If we decide we need to prop them up, the props should come with strings attached.

Specifically, there should be targeted bailout plans for these zombie banks - plans that include SHRINKING THEM and/or BREAKING THEM UP so that when the bailout is completed, none of the pieces are TBTF.

Unfortunately, the primary beneficiaries of the current bailout plan are not TBTF banks. They are TBTF governments. And the bailout plan is designed primarily to (thinly) mask that fact and to avoid recognizing the necessity of downsizing and rationalizing those governments.

(In fact, several governments that in a rational world would be considered bankrupt, are being asked to save governments that are even worse off.)

The sad thing is, we probably don't want to see a world where the government stops subsidizing these banks.
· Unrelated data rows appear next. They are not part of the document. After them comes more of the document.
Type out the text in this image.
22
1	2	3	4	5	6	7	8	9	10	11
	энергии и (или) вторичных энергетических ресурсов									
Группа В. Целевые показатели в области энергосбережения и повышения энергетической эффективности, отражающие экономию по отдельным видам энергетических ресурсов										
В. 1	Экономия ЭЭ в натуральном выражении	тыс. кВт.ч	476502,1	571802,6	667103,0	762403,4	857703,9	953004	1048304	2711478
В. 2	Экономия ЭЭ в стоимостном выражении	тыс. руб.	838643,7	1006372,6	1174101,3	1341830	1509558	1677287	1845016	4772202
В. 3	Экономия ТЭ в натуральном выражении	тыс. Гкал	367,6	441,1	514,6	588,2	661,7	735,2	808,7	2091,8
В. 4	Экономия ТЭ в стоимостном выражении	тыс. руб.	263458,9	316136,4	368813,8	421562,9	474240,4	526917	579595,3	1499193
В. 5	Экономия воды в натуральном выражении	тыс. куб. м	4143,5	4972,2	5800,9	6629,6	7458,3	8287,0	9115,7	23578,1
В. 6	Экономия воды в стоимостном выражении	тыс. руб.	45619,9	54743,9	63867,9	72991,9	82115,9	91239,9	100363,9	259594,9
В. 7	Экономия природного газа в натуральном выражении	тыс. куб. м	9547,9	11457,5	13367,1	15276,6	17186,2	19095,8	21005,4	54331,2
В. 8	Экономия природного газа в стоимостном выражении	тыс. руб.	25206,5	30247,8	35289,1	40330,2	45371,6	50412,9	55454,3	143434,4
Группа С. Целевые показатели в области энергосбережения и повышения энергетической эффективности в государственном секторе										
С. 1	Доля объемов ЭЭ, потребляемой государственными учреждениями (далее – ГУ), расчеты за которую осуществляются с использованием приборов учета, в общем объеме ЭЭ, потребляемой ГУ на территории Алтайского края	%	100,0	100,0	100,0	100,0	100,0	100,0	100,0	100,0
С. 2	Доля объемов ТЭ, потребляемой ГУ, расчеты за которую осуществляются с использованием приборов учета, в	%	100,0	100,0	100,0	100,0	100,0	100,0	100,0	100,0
It would essentially require implementing a new global economic system in a relatively short time period,

So far so good...

and would probably result in war.

I consider a significant war the most likely result of JUST the euro-zone balance-of-payment/balance-of-debt issue. Without considering all the other erm, stuff, going on.

But the longer we put off rationality, the worse the transition period will be.